IAU Fees and Track Record

IAU has a nominal .25% sponsorship fee. At the beginning of January 2020, the ETF was trading at $14.61 per share. As the worldwide pandemic took hold, the ETF bottomed out at $14.03 per share as of March 19, 2020.

Since the plummet, the ETF has consistently risen, albeit with a bit of a plateau from April 14 through June 18. Since mid-June, this ETF has steadily climbed with a current price of $18.15 at time of press.

GLD Fees and Returns

GLD’s fees are 0.4% annually.

On January 6, 2020, GLD shares closed at a price of $147.39 and reached a high of $157.81 on March 9 before slipping to a bone-crushing $138.04 just 10 days later.

Since then, the ETF has steadily recovered with a plateau similar to IAU and is currently trading at a lofty $178.55 as of July 24, 2020.

IAU vs GLD: Which is the Better Gold ETF?

Between the two ETFs, IAU’s 5-year return (7.08%) is higher than GLD’s (6.88%).

IAU’s expense ratio is also lower than GLD’s, as noted previously.
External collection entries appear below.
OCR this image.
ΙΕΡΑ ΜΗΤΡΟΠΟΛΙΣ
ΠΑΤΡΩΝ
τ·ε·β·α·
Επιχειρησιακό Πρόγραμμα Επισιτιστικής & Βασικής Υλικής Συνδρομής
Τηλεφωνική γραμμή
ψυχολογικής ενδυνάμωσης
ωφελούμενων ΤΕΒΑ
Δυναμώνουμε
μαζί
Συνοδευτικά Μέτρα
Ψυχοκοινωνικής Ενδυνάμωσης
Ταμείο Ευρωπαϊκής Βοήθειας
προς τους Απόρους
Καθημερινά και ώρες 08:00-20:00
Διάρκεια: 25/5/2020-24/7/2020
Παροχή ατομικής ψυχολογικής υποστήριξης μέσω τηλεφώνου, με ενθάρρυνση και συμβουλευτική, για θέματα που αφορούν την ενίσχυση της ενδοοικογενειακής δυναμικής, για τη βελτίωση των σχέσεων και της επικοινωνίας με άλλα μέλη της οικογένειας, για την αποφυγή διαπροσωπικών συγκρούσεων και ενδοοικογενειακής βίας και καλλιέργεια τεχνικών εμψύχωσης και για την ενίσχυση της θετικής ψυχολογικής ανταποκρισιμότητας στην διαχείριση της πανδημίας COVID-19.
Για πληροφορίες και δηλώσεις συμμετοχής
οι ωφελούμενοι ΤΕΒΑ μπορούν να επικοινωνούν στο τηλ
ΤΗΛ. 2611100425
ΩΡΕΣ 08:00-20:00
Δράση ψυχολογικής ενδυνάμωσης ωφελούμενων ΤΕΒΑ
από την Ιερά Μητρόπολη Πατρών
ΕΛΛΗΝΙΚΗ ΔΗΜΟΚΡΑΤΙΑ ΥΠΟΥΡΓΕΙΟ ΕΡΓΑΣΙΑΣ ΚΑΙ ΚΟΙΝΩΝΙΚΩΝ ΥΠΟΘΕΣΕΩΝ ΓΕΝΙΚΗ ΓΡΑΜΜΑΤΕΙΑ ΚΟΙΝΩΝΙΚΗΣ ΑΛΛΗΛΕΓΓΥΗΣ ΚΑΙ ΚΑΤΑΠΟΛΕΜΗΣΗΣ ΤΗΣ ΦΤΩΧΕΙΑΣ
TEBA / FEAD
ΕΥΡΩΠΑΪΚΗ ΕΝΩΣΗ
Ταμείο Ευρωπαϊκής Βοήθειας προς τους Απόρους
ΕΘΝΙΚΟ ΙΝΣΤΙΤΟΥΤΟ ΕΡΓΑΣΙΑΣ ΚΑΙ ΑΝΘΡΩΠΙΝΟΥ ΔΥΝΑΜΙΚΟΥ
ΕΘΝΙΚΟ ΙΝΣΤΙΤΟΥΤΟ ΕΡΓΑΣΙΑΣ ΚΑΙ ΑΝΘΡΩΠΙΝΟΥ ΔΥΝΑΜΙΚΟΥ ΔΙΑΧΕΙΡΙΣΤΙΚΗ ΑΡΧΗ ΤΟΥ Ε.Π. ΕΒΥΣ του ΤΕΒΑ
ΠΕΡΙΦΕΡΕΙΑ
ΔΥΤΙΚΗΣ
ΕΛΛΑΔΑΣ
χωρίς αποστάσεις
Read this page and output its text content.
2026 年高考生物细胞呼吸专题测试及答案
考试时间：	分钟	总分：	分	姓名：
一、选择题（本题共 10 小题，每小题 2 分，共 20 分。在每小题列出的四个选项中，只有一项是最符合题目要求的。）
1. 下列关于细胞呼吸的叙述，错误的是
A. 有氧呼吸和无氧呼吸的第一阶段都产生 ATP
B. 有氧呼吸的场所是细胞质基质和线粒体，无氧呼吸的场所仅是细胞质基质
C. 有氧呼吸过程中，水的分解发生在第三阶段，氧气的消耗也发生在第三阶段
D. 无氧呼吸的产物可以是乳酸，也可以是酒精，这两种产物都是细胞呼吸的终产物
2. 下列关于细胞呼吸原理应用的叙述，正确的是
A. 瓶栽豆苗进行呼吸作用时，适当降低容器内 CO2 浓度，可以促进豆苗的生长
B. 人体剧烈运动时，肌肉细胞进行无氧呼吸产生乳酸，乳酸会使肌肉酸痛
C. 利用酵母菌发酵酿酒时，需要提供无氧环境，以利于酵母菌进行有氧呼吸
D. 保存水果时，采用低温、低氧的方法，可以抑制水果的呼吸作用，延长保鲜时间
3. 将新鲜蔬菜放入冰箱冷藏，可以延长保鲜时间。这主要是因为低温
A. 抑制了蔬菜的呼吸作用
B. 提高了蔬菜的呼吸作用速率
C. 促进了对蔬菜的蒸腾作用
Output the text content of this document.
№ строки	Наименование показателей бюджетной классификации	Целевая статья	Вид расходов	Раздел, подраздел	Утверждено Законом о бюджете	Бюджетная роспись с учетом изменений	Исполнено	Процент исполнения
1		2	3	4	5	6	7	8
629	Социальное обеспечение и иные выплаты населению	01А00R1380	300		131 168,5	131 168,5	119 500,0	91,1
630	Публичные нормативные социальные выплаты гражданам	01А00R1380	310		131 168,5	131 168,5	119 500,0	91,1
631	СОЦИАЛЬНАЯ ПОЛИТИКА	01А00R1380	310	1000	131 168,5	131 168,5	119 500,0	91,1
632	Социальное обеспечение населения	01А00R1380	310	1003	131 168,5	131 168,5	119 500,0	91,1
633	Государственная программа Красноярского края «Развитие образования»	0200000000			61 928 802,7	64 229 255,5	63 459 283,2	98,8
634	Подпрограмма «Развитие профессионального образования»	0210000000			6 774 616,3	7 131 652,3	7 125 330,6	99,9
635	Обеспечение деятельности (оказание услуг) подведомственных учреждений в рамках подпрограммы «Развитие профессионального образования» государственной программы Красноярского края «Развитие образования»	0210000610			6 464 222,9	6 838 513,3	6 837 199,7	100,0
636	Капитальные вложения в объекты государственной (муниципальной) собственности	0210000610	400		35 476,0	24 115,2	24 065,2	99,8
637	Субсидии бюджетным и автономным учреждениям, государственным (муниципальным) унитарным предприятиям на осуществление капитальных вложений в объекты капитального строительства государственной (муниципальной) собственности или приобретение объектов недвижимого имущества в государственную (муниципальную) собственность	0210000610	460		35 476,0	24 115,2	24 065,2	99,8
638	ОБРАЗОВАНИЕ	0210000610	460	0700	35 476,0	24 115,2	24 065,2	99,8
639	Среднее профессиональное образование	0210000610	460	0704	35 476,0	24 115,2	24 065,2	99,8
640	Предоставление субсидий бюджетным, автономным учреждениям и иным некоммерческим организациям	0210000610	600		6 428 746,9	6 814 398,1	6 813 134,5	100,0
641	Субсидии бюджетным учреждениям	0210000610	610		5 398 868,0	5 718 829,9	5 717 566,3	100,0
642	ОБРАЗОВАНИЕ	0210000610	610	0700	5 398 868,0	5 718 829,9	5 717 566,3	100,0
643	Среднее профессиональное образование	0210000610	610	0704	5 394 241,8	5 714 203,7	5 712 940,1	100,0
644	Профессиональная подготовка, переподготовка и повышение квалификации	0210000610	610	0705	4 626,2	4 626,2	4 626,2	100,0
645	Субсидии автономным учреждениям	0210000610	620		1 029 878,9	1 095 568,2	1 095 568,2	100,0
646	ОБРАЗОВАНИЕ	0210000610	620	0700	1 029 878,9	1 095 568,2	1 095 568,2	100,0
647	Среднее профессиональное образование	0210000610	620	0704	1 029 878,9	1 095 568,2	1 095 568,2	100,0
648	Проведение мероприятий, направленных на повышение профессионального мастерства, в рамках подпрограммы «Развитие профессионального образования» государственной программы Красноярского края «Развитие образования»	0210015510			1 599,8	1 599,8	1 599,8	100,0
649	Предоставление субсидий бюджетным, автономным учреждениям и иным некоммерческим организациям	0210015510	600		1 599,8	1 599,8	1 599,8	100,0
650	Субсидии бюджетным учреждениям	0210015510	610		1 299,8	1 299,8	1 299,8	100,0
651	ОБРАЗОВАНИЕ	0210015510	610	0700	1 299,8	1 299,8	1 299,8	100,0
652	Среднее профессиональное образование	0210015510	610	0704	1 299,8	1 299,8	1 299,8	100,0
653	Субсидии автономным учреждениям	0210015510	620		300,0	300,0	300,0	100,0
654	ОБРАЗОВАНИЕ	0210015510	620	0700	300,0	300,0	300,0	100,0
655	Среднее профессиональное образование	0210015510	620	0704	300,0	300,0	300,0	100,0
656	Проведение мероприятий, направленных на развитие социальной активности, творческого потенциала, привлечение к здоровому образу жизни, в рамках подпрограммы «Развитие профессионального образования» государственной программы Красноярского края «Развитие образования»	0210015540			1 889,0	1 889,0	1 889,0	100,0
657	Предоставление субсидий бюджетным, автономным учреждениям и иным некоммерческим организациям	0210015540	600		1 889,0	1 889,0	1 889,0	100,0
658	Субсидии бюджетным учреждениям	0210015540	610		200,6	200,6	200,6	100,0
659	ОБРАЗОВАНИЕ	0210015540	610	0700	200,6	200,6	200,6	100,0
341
While IAU certainly has these items in its favor, share prices for GLD are much higher than IAU’s, which in the long run actually equates to a better return on investment, especially for advanced investors.

GLD vs IAU – The Bottom Line

Investing is always a personal decision that must be weighed in relation to your personal situation. If you’re new to investing or want to begin trading in gold ETFs at a lower price per share, IAU is a great option.

For an investor seeking to really play the market and ride the wave, GLD is perfect. Before you make any investment decision, however, be sure to carefully consider the risks versus returns pertinent to you.